A la vez, sin ningún tipo de maniqueísmo, se nos va revelando la dinámica entre pensamiento pedagógico y sociedad, de modo que al lector le será fácil advertir tanto el cariz premonitorio de las propuestas elaboradas por pensadores e instituciones culturales y pedagógicas cubanas, como la necesidad de la intelligentsia insular de proponer modelos eduacionales que respondiesen a los procesos económicos y técnicos que se estaban gestando en la Isla. Así, por ejemplo, los afanes renovadores de José Agustín y José de la Luz y Caballero, del padre Varela, de Manuel Valdés Rodríguez y de entidades como la Sociedad Económica de Amigos del País a fines del Siglo de las Luces y a lo largo de la siguiente centuria, no se conciben al margen de la necesidad de renovación económica y tecnológica a la que estaba abocada la Isla, tras la extensión de la economía azucarera. De igual manera, la necesidad de construir y preservar la República nacida en 1902 y de modelar a sus futuros ciudadanos generó nuevos discursos.

Otro logro de este volumen radica en su peculiar nexo con la bibliografía; de hecho, el investigador está consciente de que para comenzar las investigaciones sobre la disciplina en las escuelas de Cuba se requiere, en primera instancia, indagar en lo que estipularan los reglamentos emitidos por los pedagogos, las instituciones especializadas de la Isla y la burocracia colonial. Sin embargo, dada la carencia de mayor número de legajos y testimonios, el estudioso no se compromete a reflejar todas las consecuencias que en la práctica pudieron haberse derivado de la implantación de los cánones disciplinarios establecidos en la Isla, sobre todo en el período colonial, que es donde escasean los registros archivísticos y bibliográficos. No obstante, hay momentos en los que Cordoví logra rebasar esas limitaciones y termina por brindarnos un panorama lo más completo posible de la cuestión de la disciplina escolar y su adecuación a las prácticas escolares cotidianas, tal y como aparece en el capítulo tercero de la investigación que, a mi juicio, es uno de los más logrados.

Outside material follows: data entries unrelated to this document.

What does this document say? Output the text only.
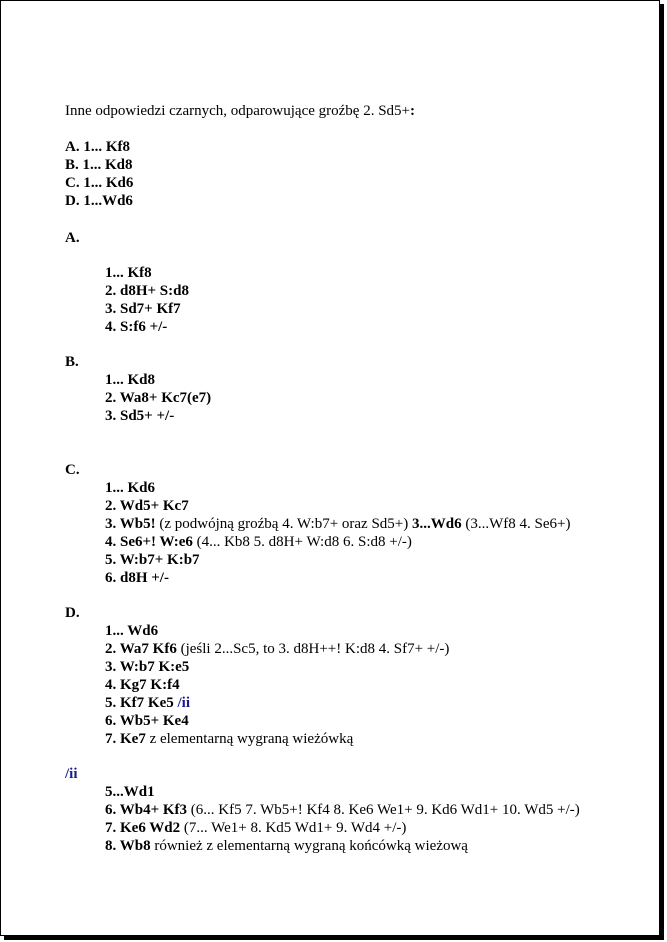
Inne odpowiedzi czarnych, odparowujące groźbę 2. Sd5+:
A. 1... Kf8
B. 1... Kd8
C. 1... Kd6
D. 1...Wd6
A.
1... Kf8
2. d8H+ S:d8
3. Sd7+ Kf7
4. S:f6 +/-
B.
1... Kd8
2. Wa8+ Kc7(e7)
3. Sd5+ +/-
C.
1... Kd6
2. Wd5+ Kc7
3. Wb5! (z podwójną groźbą 4. W:b7+ oraz Sd5+) 3...Wd6 (3...Wf8 4. Se6+)
4. Se6+! W:e6 (4... Kb8 5. d8H+ W:d8 6. S:d8 +/-)
5. W:b7+ K:b7
6. d8H +/-
D.
1... Wd6
2. Wa7 Kf6 (jeśli 2...Sc5, to 3. d8H++! K:d8 4. Sf7+ +/-)
3. W:b7 K:e5
4. Kg7 K:f4
5. Kf7 Ke5 /ii
6. Wb5+ Ke4
7. Ke7 z elementarną wygraną wieżówką
/ii
5...Wd1
6. Wb4+ Kf3 (6... Kf5 7. Wb5+! Kf4 8. Ke6 We1+ 9. Kd6 Wd1+ 10. Wd5 +/-)
7. Ke6 Wd2 (7... We1+ 8. Kd5 Wd1+ 9. Wd4 +/-)
8. Wb8 również z elementarną wygraną końcówką wieżową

En esencia, este texto analiza los niveles de sofisticación que va alcanzando, dentro del pensamiento pedagógico, la cuestión del control y de las penalidades a las que son sometidos los alumnos en medio de la modernización cubana. Según Cordoví, el criterio de la disciplina lograda gracias al castigo físico va siendo sustituido por otros, donde el énfasis radica en el control del tiempo, el espacio y el cuerpo del alumno; a dicha vigilancia se le incorporan variables de corte higienista y de salud, consecuencia del vertiginoso avance científico y tecnológico ocurrido en el siglo xix. Al parecer, el cuerpo del estudiante sigue siendo el blanco de atención de los reformadores en materia educativa, aunque paulatinamente comienzan a abrirse brechas que insinúan la sustitución (en el plano epistemológico, por supuesto) de cierto tipo de enseñanza de corte psicologista, como el propuesto por la pedagoga María Luisa Dolz, que avizora la entrada de la escuela y de la sociedad cubana en una nueva fase.

Otro indiscutible acierto del libro es su excelente redacción e inteligente estructura expositiva, que contribuyen no solo a la comprensión de las tesis fundamentales del proyecto, sino también a su disfrute. Esta es probablemente la obra que más refleja la madurez intelectual del joven historiador y donde mejor se aprecia la fusión entre el caudal teórico del que hace gala y un profundo trabajo de campo.

Yoel Cordoví hace un aporte esencial a los estudios sobre el funcionamiento de la escuela y la sociedad cubanas de los siglos xix y xx, así como a la historia de la práctica pedagógica y del pensamiento especializado en estos menesteres. Este trabajo es fruto de un extenso camino iniciado hace algunos años, donde ha puesto en evidencia cuestiones tales como las proyecciones nacionalistas del profesorado cubano o el reconocimiento del rol desempeñado por los maestros humildes.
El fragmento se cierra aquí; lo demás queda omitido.